Unless you ask the Dodgers, that is.
The Giants ultimately walked away with a 7-5 victory over their longtime rivals after 11 hard-fought innings, but the balls and strikes Tomlinson called during the game nearly hand-delivered the Dodgers a win.
Tomlinson missed a total of 12 calls behind the plate Friday, calling two balls on batters that actually were strikes and 10 strikes that in fact were balls. His 86-percent called strike accuracy during the game was two percent lower than the league average, and his calls on the night resulted in an overall favor of plus-2.44 runs for Los Angeles.
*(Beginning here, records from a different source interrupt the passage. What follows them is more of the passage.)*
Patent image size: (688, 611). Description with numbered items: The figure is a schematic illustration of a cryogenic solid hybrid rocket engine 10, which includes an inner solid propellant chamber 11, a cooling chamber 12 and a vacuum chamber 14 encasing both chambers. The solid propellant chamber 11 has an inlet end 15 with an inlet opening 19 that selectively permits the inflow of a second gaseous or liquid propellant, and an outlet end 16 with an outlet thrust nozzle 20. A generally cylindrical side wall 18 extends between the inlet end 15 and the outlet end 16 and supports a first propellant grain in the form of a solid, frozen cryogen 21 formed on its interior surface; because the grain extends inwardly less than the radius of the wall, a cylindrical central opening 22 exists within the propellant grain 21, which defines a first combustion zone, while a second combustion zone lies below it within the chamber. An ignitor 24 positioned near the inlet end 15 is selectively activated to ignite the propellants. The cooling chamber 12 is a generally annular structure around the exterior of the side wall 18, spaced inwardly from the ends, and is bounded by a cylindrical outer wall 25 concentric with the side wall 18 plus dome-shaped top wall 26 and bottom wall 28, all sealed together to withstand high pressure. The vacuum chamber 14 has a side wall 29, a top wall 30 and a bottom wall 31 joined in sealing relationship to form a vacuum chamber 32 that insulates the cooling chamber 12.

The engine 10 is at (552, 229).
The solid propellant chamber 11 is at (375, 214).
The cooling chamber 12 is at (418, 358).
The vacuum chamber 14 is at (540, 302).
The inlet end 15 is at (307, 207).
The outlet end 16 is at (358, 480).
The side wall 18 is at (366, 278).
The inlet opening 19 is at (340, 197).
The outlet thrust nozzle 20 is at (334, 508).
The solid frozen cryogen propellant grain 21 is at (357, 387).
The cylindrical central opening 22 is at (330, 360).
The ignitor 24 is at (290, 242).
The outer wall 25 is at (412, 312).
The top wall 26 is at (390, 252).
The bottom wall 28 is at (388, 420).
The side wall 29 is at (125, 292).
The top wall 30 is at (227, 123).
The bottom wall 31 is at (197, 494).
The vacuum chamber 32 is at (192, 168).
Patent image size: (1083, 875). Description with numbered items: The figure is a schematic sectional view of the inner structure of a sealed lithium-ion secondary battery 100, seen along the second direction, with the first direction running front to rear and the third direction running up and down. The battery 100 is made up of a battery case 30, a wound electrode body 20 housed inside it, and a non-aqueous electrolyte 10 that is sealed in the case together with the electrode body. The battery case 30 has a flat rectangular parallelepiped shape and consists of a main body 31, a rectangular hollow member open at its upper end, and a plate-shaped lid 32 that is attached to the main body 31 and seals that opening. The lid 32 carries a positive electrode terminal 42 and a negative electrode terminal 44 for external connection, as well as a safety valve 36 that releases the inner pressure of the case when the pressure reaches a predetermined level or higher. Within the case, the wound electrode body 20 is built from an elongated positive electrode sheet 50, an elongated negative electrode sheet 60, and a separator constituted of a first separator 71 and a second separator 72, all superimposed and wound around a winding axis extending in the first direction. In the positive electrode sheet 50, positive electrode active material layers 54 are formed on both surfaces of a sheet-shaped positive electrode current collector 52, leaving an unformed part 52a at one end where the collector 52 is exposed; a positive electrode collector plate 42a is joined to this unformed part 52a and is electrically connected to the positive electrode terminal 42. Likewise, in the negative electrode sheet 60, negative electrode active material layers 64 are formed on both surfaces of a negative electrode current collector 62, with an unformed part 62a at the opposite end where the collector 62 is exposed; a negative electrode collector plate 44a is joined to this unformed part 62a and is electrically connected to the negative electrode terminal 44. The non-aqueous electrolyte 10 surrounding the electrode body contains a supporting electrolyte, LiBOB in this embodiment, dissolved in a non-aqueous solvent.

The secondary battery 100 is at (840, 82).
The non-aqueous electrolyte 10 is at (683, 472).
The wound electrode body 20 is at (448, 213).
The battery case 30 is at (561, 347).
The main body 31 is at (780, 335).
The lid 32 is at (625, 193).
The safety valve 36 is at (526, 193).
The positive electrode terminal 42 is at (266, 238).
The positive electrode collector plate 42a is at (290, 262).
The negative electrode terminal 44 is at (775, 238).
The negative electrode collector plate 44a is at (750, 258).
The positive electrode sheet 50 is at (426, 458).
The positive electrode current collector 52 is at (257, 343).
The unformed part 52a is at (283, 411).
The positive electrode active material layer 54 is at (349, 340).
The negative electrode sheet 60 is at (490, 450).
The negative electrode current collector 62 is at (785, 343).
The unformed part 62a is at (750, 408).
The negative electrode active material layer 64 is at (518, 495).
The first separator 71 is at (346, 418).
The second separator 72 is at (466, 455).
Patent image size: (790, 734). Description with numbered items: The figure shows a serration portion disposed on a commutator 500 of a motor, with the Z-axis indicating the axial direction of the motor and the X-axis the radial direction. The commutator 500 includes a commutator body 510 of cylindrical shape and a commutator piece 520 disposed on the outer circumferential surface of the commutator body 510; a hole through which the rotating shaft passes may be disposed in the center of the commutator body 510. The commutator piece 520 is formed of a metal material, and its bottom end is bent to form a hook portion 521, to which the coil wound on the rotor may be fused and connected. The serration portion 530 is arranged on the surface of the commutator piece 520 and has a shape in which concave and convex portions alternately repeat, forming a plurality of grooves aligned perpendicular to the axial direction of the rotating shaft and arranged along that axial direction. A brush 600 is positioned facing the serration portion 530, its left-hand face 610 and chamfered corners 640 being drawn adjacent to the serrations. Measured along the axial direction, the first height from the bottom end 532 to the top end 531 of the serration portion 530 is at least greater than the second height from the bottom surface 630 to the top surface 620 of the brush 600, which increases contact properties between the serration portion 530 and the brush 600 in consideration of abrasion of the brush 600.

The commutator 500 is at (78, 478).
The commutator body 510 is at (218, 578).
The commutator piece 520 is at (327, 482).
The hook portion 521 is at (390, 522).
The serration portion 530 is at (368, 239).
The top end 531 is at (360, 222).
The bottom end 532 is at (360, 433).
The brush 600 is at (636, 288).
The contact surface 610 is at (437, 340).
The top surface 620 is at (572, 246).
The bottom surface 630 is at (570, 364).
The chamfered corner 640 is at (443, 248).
Per Umpire Scorecards, favor metrics represent the impact of an umpire on a team’s or game’s expected runs. Friday night’s 2.44 runs in favor of the Dodgers is the fourth-largest gap of the season in favor of a home team, behind umpire Edwin Moscoso’s 2.45 runs in favor of the San Diego Padres on Thursday, CB Bucknor’s 2.63 runs in the Texas Rangers’ favor April 1 and Lance Barksdale’s 3.17 runs in favor of the Kansas City Royals on May 26.
So far this season, the Giants’ win over the Dodgers is just one of eight games this season with a favor metric greater than two runs.
On Friday night, the game’s most impactful missed call came in the top of the eighth inning, when Giants outfielder Mike Yastrzemski struck out looking on a full count with two outs and the bases loaded.
With a 5-4 lead, the missed call took away a prime opportunity for the Giants to tack on some insurance. It proved especially costly after the Dodgers came back to tie the game in the ninth.
The other two most impactful calls went against the Giants, too — a called strike three on Michael Conforto that was up in the zone in the top of fourth, and another called strike on Wilmer Flores in the second that also was too high.
In the grand scheme of things, the Giants pulled off a win over the Dodgers regardless. But with the NL West standings as tight as they are, every pitch is incredibly important — especially within the division.